How was your Christmas? I am from Korea, and It was my second Christmas in Sweden. We also celebrate Christmas back at my home, but it is not a traditional holiday for us, instead, it is quite a recent trend to celebrate. I felt like the Swedish Christmas has a long history of celebrating with their own traditional ways. During the Christmas seasons, Sweden was full of beautiful decorations and enlightening all the windows with star and advent lights. It seemed like everyone is waiting for the Christmas while counting the day left till Christmas with Christmas calendar, starting from the first of December. The most exciting thing for me to celebrate Christmas in Sweden was Julbord, which is Christmas foods.

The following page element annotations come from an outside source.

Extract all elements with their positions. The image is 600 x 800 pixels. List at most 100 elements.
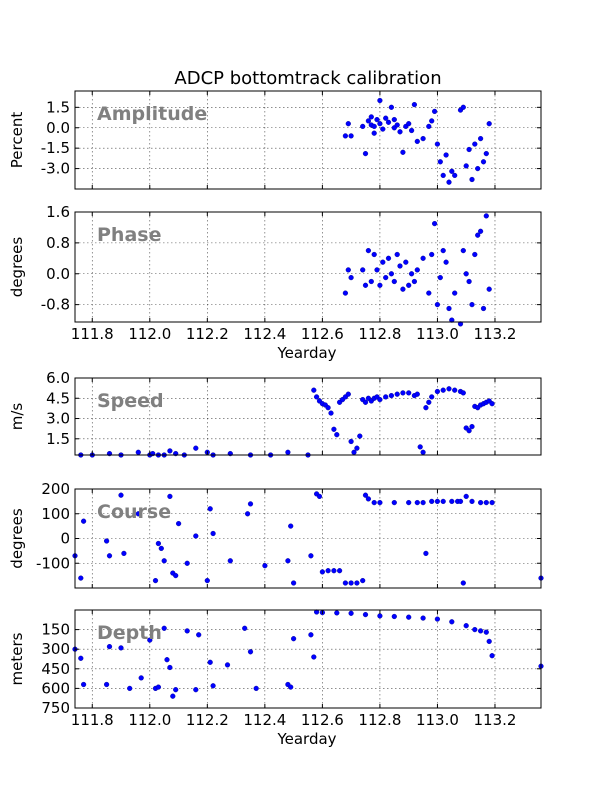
- data-point: [394, 251, 400, 258]
- data-point: [334, 432, 340, 438]
- data-point: [446, 386, 452, 392]
- data-point: [383, 275, 389, 281]
- data-point: [161, 625, 167, 631]
- data-point: [103, 538, 110, 544]
- y-tick-label: 100: [41, 505, 70, 523]
- data-point: [314, 394, 320, 400]
- data-point: [469, 302, 475, 308]
- data-point: [164, 657, 170, 663]
- panel-speed: 6.0 4.5 3.0 1.5 Speed m/s: [8, 369, 542, 458]
- data-point: [478, 136, 484, 142]
- data-point: [374, 116, 380, 123]
- y-axis-label: degrees: [8, 508, 26, 569]
- data-point: [406, 390, 412, 396]
- data-point: [400, 149, 406, 155]
- data-point: [391, 116, 397, 123]
- y-tick-label: -3.0: [41, 160, 70, 178]
- data-point: [472, 251, 478, 258]
- x-axis-label: Yearday: [276, 730, 336, 748]
- data-point: [311, 387, 317, 393]
- data-point: [365, 118, 372, 124]
- data-point: [227, 558, 233, 564]
- data-point: [118, 492, 124, 498]
- data-point: [167, 664, 173, 671]
- data-point: [486, 286, 492, 292]
- data-point: [434, 498, 441, 505]
- data-point: [360, 267, 366, 273]
- data-point: [348, 610, 354, 616]
- y-tick-label: 6.0: [46, 369, 70, 387]
- data-point: [308, 553, 314, 559]
- data-point: [449, 619, 455, 625]
- x-tick-label: 112.2: [186, 325, 229, 343]
- data-point: [193, 533, 199, 539]
- data-point: [311, 654, 317, 660]
- x-tick-label: 111.8: [71, 711, 114, 729]
- data-point: [78, 575, 84, 581]
- y-tick-label: -0.8: [41, 296, 70, 314]
- panel-label: Depth: [97, 622, 162, 644]
- data-point: [106, 553, 113, 559]
- data-point: [440, 172, 446, 179]
- data-point: [207, 506, 213, 512]
- y-tick-label: 1.5: [46, 430, 70, 448]
- data-point: [406, 614, 412, 620]
- data-point: [429, 394, 435, 400]
- data-point: [446, 305, 452, 312]
- data-point: [184, 628, 190, 634]
- data-point: [469, 424, 475, 430]
- data-point: [478, 628, 484, 634]
- y-axis-label: Percent: [8, 112, 26, 169]
- data-point: [400, 390, 406, 396]
- data-point: [106, 643, 113, 650]
- data-point: [135, 511, 141, 517]
- y-tick-label: 1.6: [46, 203, 70, 221]
- data-point: [394, 122, 400, 128]
- data-point: [429, 251, 435, 258]
- data-point: [357, 433, 363, 439]
- data-point: [155, 540, 162, 547]
- data-point: [420, 615, 426, 621]
- data-point: [247, 649, 254, 655]
- data-point: [383, 394, 389, 400]
- data-point: [262, 563, 268, 569]
- data-point: [196, 632, 202, 638]
- data-point: [371, 123, 377, 130]
- data-point: [460, 580, 466, 586]
- data-point: [483, 151, 489, 157]
- data-point: [449, 498, 455, 505]
- axes-frame: [74, 90, 542, 190]
- data-point: [403, 259, 409, 265]
- data-point: [437, 159, 443, 165]
- data-point: [463, 493, 469, 500]
- data-point: [377, 97, 383, 104]
- chart-title: ADCP bottomtrack calibration: [174, 68, 441, 89]
- data-point: [80, 681, 87, 688]
- data-point: [80, 518, 87, 524]
- x-tick-label: 112.2: [186, 711, 229, 729]
- data-point: [184, 560, 190, 566]
- data-point: [483, 629, 489, 635]
- data-point: [434, 141, 441, 147]
- data-point: [466, 278, 472, 285]
- data-point: [460, 104, 466, 110]
- data-point: [360, 577, 366, 584]
- data-point: [380, 126, 386, 132]
- data-point: [362, 399, 369, 405]
- data-point: [242, 625, 248, 631]
- data-point: [377, 397, 383, 403]
- data-point: [489, 401, 495, 407]
- data-point: [486, 121, 492, 127]
- x-tick-label: 112.8: [358, 325, 401, 343]
- data-point: [440, 248, 446, 254]
- data-point: [423, 405, 429, 411]
- y-tick-label: 0.0: [46, 119, 70, 137]
- data-point: [472, 626, 478, 633]
- data-point: [288, 523, 294, 529]
- data-point: [368, 114, 374, 120]
- data-point: [463, 623, 469, 629]
- panel-label: Amplitude: [97, 103, 207, 125]
- y-tick-label: -1.5: [41, 139, 70, 157]
- data-point: [377, 121, 383, 127]
- panel-amplitude: 1.5 0.0 -1.5 -3.0 Amplitude Percent: [8, 90, 542, 190]
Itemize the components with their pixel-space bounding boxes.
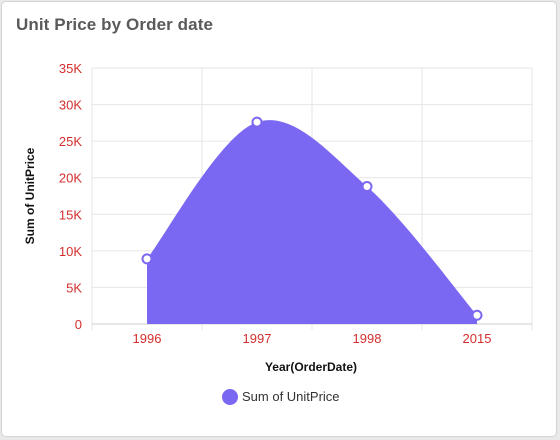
y-tick-label: 30K xyxy=(59,98,82,113)
data-point[interactable] xyxy=(141,253,153,265)
series-area[interactable] xyxy=(147,120,477,325)
x-tick-label: 1997 xyxy=(243,331,272,346)
y-axis-title: Sum of UnitPrice xyxy=(23,147,37,244)
legend-label: Sum of UnitPrice xyxy=(242,389,340,404)
y-tick-label: 15K xyxy=(59,207,82,222)
area-layer xyxy=(147,120,477,325)
x-axis-title: Year(OrderDate) xyxy=(265,360,357,374)
y-tick-label: 0 xyxy=(75,317,82,332)
y-tick-label: 25K xyxy=(59,134,82,149)
x-tick-label: 1998 xyxy=(353,331,382,346)
markers xyxy=(141,116,483,321)
y-tick-label: 35K xyxy=(59,61,82,76)
data-point[interactable] xyxy=(471,309,483,321)
x-tick-label: 2015 xyxy=(463,331,492,346)
data-point[interactable] xyxy=(251,116,263,128)
x-tick-label: 1996 xyxy=(133,331,162,346)
y-tick-label: 20K xyxy=(59,171,82,186)
data-point[interactable] xyxy=(361,180,373,192)
legend-swatch xyxy=(222,389,238,405)
chart-title: Unit Price by Order date xyxy=(16,15,214,34)
legend[interactable]: Sum of UnitPrice xyxy=(222,389,340,405)
x-axis-ticks: 1996 1997 1998 2015 xyxy=(133,331,492,346)
y-tick-label: 5K xyxy=(66,280,82,295)
y-axis-ticks: 0 5K 10K 15K 20K 25K 30K 35K xyxy=(59,61,82,332)
y-tick-label: 10K xyxy=(59,244,82,259)
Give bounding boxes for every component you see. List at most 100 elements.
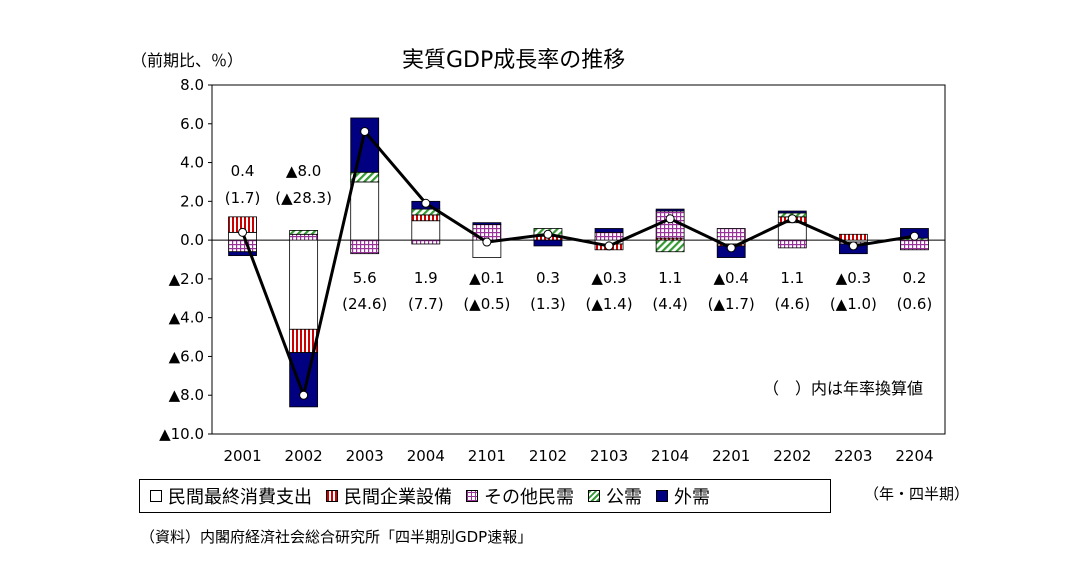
legend-item-investment: 民間企業設備 [326,483,452,509]
annualized-label: (▲1.0) [830,295,877,313]
gdp-growth-point [726,243,736,253]
legend-label-other: その他民需 [484,487,574,508]
legend-swatch-public [588,490,600,502]
annualized-label: (4.6) [775,295,811,313]
bar-segment-consumption [289,239,319,330]
value-label: 0.3 [536,269,560,287]
y-tick-label: ▲4.0 [169,309,204,327]
legend-swatch-consumption [150,490,162,502]
bar-segment-other [228,239,257,253]
legend-label-investment: 民間企業設備 [344,487,452,508]
x-axis-unit-label: （年・四半期） [864,485,970,503]
bar-segment-other [716,228,746,241]
value-label: 1.1 [780,269,804,287]
y-axis-unit-label: （前期比、％） [131,51,244,70]
bar-segment-public [289,230,319,235]
annualized-label: (0.6) [897,295,933,313]
value-label: 0.4 [231,162,255,180]
bar-segment-investment [838,233,868,241]
gdp-growth-point [360,127,370,137]
y-tick-label: 8.0 [180,76,204,94]
legend-swatch-investment [326,490,338,502]
annualized-label: (1.7) [225,189,261,207]
y-tick-label: 0.0 [180,231,204,249]
x-tick-label: 2004 [407,447,445,465]
y-tick-label: ▲6.0 [169,347,204,365]
bar-segment-consumption [411,220,441,241]
y-tick-label: 4.0 [180,154,204,172]
bar-segment-other [900,239,929,251]
value-label: 0.2 [903,269,927,287]
bar-segment-external [655,208,685,212]
legend-label-public: 公需 [606,487,642,508]
bar-segment-other [411,239,441,245]
gdp-growth-point [421,198,431,208]
value-label: ▲0.3 [836,269,871,287]
legend-label-external: 外需 [674,487,710,508]
y-tick-label: 2.0 [180,192,204,210]
y-tick-label: 6.0 [180,115,204,133]
bar-segment-public [655,239,685,253]
value-label: ▲8.0 [286,162,321,180]
bar-segment-external [228,251,257,257]
x-tick-label: 2002 [285,447,323,465]
annualized-label: (▲28.3) [275,189,332,207]
annualized-label: (▲0.5) [463,295,510,313]
gdp-growth-point [909,231,919,241]
x-tick-label: 2003 [346,447,384,465]
x-tick-label: 2101 [468,447,506,465]
bar-segment-external [777,210,807,214]
y-tick-label: ▲8.0 [169,386,204,404]
annualized-label: (7.7) [408,295,444,313]
gdp-growth-point [482,237,492,247]
annualized-label: (▲1.7) [708,295,755,313]
gdp-growth-point [299,390,309,400]
gdp-growth-point [848,241,858,251]
value-label: ▲0.4 [714,269,749,287]
legend: 民間最終消費支出 民間企業設備 その他民需 公需 外需 [139,479,831,513]
x-tick-label: 2001 [223,447,261,465]
legend-item-public: 公需 [588,483,642,509]
chart-title: 実質GDP成長率の推移 [402,48,626,73]
gdp-growth-point [665,214,675,224]
annualized-label: (24.6) [342,295,387,313]
legend-swatch-external [656,490,668,502]
bar-segment-investment [411,214,441,222]
bar-segment-consumption [350,181,380,241]
x-tick-label: 2104 [651,447,689,465]
value-label: ▲0.1 [469,269,504,287]
legend-item-other: その他民需 [466,483,574,509]
value-label: ▲0.3 [591,269,626,287]
y-tick-label: ▲10.0 [159,425,204,443]
bar-segment-external [594,228,624,233]
x-tick-label: 2103 [590,447,628,465]
value-label: 1.9 [414,269,438,287]
gdp-growth-point [543,229,553,239]
gdp-growth-line [241,128,915,401]
annualized-label: (4.4) [652,295,688,313]
annualized-label: (1.3) [530,295,566,313]
bar-segment-consumption [777,222,807,241]
x-tick-label: 2102 [529,447,567,465]
x-tick-label: 2204 [895,447,933,465]
bar-segment-external [472,222,502,226]
legend-item-consumption: 民間最終消費支出 [150,483,312,509]
gdp-growth-point [238,227,248,237]
x-tick-label: 2203 [834,447,872,465]
bar-segment-other [594,231,624,241]
bar-segment-external [533,239,563,247]
gdp-growth-point [787,214,797,224]
bar-segment-external [350,117,380,173]
bar-segment-other [289,233,319,241]
legend-swatch-other [466,490,478,502]
x-tick-label: 2202 [773,447,811,465]
gdp-growth-point [604,241,614,251]
source-note: （資料）内閣府経済社会総合研究所「四半期別GDP速報」 [140,528,533,546]
chart-canvas: 8.0 6.0 4.0 2.0 0.0 ▲2.0 ▲4.0 ▲6.0 ▲8.0 ▲10.0 2001… [159,76,946,465]
legend-item-external: 外需 [656,483,710,509]
value-label: 5.6 [353,269,377,287]
annualized-note: （ ）内は年率換算値 [763,379,924,398]
value-label: 1.1 [658,269,682,287]
x-tick-label: 2201 [712,447,750,465]
plot-area [211,84,946,435]
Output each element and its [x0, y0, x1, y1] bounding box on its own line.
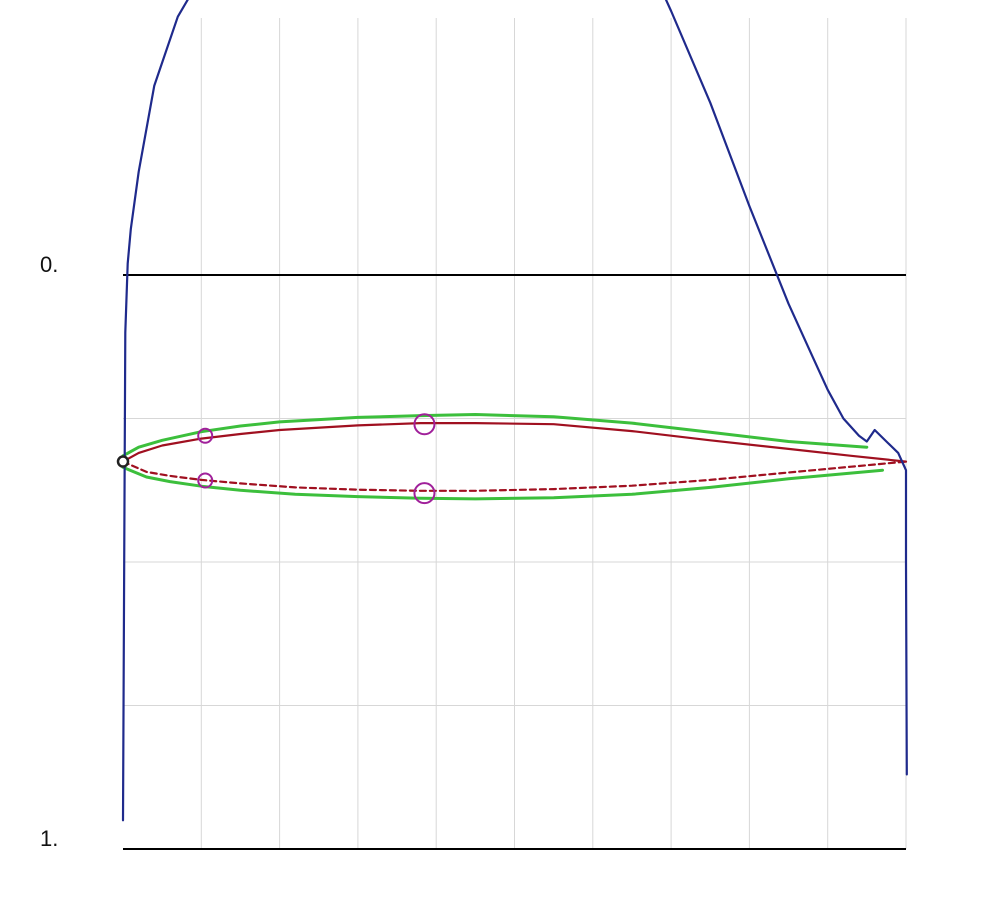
control-point-2 [197, 472, 214, 489]
lower-boundary-layer-line [121, 465, 884, 501]
control-point-4 [413, 482, 436, 505]
y-tick-label-zero: 0. [40, 252, 58, 277]
chart-series [121, 0, 908, 822]
leading-edge-point [116, 455, 130, 468]
cp-distribution-line [121, 0, 908, 822]
control-point-1 [197, 427, 214, 444]
y-tick-label-one: 1. [40, 826, 58, 851]
axis-lines [123, 274, 906, 850]
airfoil-upper-surface-line [121, 422, 908, 463]
airfoil-lower-surface-line [121, 460, 908, 492]
control-point-3 [413, 413, 436, 436]
upper-boundary-layer-line [121, 413, 869, 458]
chart-markers [116, 413, 436, 505]
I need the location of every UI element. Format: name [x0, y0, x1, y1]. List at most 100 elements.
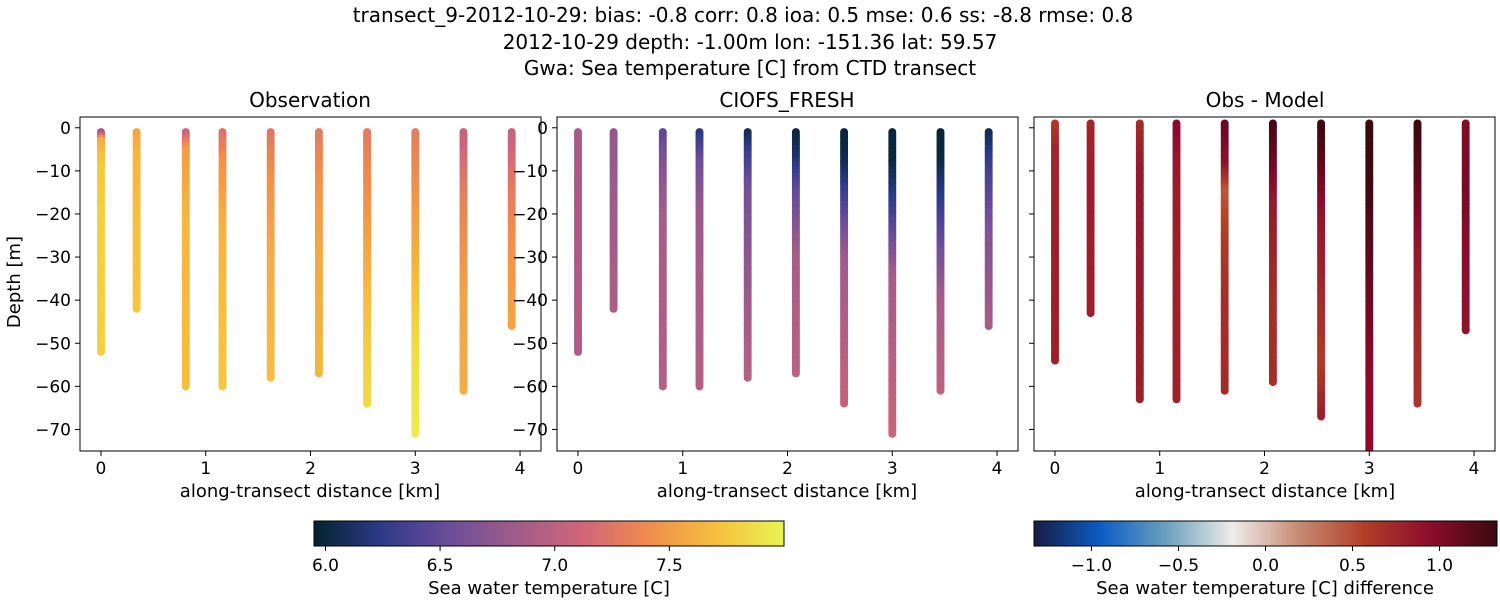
data-point	[1461, 326, 1470, 335]
station-profile	[609, 128, 618, 313]
x-tick-label: 3	[887, 459, 898, 479]
station-profile	[936, 128, 945, 395]
station-profile	[1268, 119, 1277, 386]
figure-title-line2: 2012-10-29 depth: -1.00m lon: -151.36 la…	[503, 30, 998, 54]
model-panel: CIOFS_FRESH along-transect distance [km]…	[512, 88, 1019, 502]
axes-frame	[556, 116, 1019, 452]
x-tick-label: 4	[1469, 459, 1480, 479]
data-point	[266, 373, 275, 382]
data-point	[743, 373, 752, 382]
data-point	[984, 322, 993, 330]
y-axis-label: Depth [m]	[4, 236, 25, 328]
data-point	[1220, 386, 1229, 395]
colorbar-tick-label: 6.0	[312, 556, 339, 576]
y-tick-label: −30	[512, 248, 548, 268]
y-tick-label: −20	[512, 205, 548, 225]
station-profile	[1365, 119, 1374, 451]
x-tick-label: 2	[305, 459, 316, 479]
y-tick-label: −40	[35, 291, 71, 311]
station-profile	[459, 128, 468, 395]
colorbar-tick-label: 0.5	[1339, 556, 1366, 576]
data-point	[574, 347, 582, 356]
station-profile	[984, 128, 993, 330]
x-axis-label: along-transect distance [km]	[657, 481, 917, 502]
y-tick-label: −10	[512, 162, 548, 182]
colorbar-tick-label: 7.5	[656, 556, 683, 576]
data-points	[1051, 119, 1470, 451]
data-point	[658, 382, 667, 391]
x-tick-label: 2	[782, 459, 793, 479]
x-tick-label: 4	[515, 459, 526, 479]
figure-title-line1: transect_9-2012-10-29: bias: -0.8 corr: …	[353, 3, 1134, 27]
station-profile	[1413, 119, 1422, 408]
data-point	[1051, 356, 1059, 365]
colorbar-gradient	[1033, 520, 1498, 547]
colorbar-tick-label: 1.0	[1426, 556, 1453, 576]
y-tick-label: −10	[35, 162, 71, 182]
colorbar-tick-label: 7.0	[541, 556, 568, 576]
colorbar-tick-label: −1.0	[1071, 556, 1112, 576]
data-point	[1365, 447, 1374, 451]
x-tick-label: 0	[1050, 459, 1061, 479]
station-profile	[1317, 119, 1326, 421]
colorbar-label: Sea water temperature [C] difference	[1096, 578, 1434, 599]
station-profile	[1051, 119, 1059, 365]
data-point	[314, 369, 323, 378]
station-profile	[574, 128, 582, 356]
x-axis-label: along-transect distance [km]	[180, 481, 440, 502]
station-profile	[363, 128, 372, 408]
data-point	[791, 369, 800, 378]
data-points	[574, 128, 993, 438]
station-profile	[791, 128, 800, 378]
x-tick-label: 0	[96, 459, 107, 479]
data-point	[218, 382, 227, 391]
station-profile	[1461, 119, 1470, 335]
data-point	[97, 347, 105, 356]
station-profile	[888, 128, 897, 438]
station-profile	[411, 128, 420, 438]
station-profile	[658, 128, 667, 391]
panel-title: Observation	[249, 88, 371, 112]
station-profile	[507, 128, 516, 330]
y-tick-label: −40	[512, 291, 548, 311]
y-tick-label: 0	[537, 119, 548, 139]
data-point	[507, 322, 516, 330]
data-point	[609, 304, 618, 313]
y-tick-label: 0	[60, 119, 71, 139]
data-point	[1172, 395, 1181, 404]
y-tick-label: −70	[512, 420, 548, 440]
colorbar-gradient	[313, 520, 785, 547]
station-profile	[1220, 119, 1229, 395]
x-tick-label: 1	[200, 459, 211, 479]
data-point	[411, 429, 420, 438]
data-point	[181, 382, 190, 391]
data-points	[97, 128, 516, 438]
colorbar-tick-label: 0.0	[1252, 556, 1279, 576]
x-tick-label: 3	[1364, 459, 1375, 479]
difference-panel: Obs - Model along-transect distance [km]…	[1029, 88, 1496, 502]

In early December, all of our Study in Sweden digital ambassadors had a meet-up at Malmö for a few days. (You can also check what we’ve done in Malmö in coco’s blog post: https://blogs.studyinsweden.se/2018/12/22/fun-things-to-do-malmo/). During our meet-up, we had a chance to have Julbord altogether.
What is Julbord?
Julbord is a Swedish Christmas dinner. Literally Julbord means ‘Christmas table’, so basically, they prepare various types of traditional foods in a big table on Christmas Eve and celebrate it till Christmas. Traditionally, it is for harvest feast dish for large quantities like 3 or 4 generations with some guests as well. However, it is hard to make large amounts of food in once for a few days, so they instead cook special meals that can last for a long period and fulfil all guests.
Traditional Julebord cuisine
A Julbord normally has lots of courses, in a buffet style. The number varies, but five courses are a common style of Julbord which is Pickled herring, Fish course, Cold meats, Hot course, and Desserts.
From the old times, It has long-standing importance in Swedish culture providing valuable protein during the dark and cold winters. And pickled herring was perfect as it has a lot of protein and easy to preserve. There are various types of pickled herring in Julbord, but the common ones are senapsill which is with creamy mustard sauce. I am a seafood lover eating a lot of fish as sushi and sashimi back at my home country. Still, pickled herring was a definitely unique taste of seafood dish that can only be in Scandinavia. It was really interesting that taste was varied depending on the sauce, and as Julbord was in buffet style, I was able to explore all the taste and pick which one was the best for my taste.
Fish course are with mostly consists of salmon, cod, crayfish, and eel. Raw salmon is served with mustard and dill sauce, and sometimes salmon is cured with Gin as well. Crayfish are typical Swedish seafood which is often eaten during late Summer. crayfish party during August is also one of fun culture in Sweden, and I was so excited to find it also in the Julbord. Crayfish is kind of look similar to lobster, but the size and smaller and more chewy with a strong flavour.
Cold meats are the ham which is salt-cured and unsmoked or fresh. It’s usually served cold on the Christmas buffet, but serving it warm is certainly acceptable as well. julskinka is typical Christmas ham in Sweden which is first boiled, then painted and glazed with a mixture of egg, breadcrumbs, and mustard; and then baked.
Hot course is with world-famous meatball, Smoked sausages, and Glacerade revbensspjäll. Personally, I think the most exciting part in Swedish hot course is that Swedes used different types of meat from what I’ve eaten from my home. In Korea, we usually enjoy eating pork, chicken, and beef. However, in Sweden, other types of meat such as lamb, reindeer, moose, and beer meat are quite common to have in Julbord.
Desserts are consist of a number of types of cakes and chocolate, but the most popular dessert would be Ris à la Malta. It is made out of rice pudding mixed with whipped cream, vanilla, and chopped almonds; and is usually served cold with a cherry sauce. Back at my home, I am used to eating rice as a every day meal. but the cuisine is quite different because we don’t eat it as a sweet dessert. So at first time when I heard about Ris à la Malta, it quite sounds so different and cannot imagine how it will taste like. Nevertheless, it was actually so much tasty than what I thought. It was not too sweet and perfect for making me relax after eating a bunch of foods. The photo below is a Ris à la Malta with Christmas cookie Struva from Instagram account @fiaikardanbyn.
I think Food conveys history and culture. And one big table with a various dish with a local ingredient such as herring, lamb or crayfish with traditional cuisine can give a great insight into Swedish food heritage. While having Julbord, we were able to talk about different stories and bring everyone together. Even though this Christmas is gone a few days ago, I would love to recommend you to try Swedish Julbord in future Christmas. My best wishes for a new year that fulfils your dreams and hopes. Happy new year!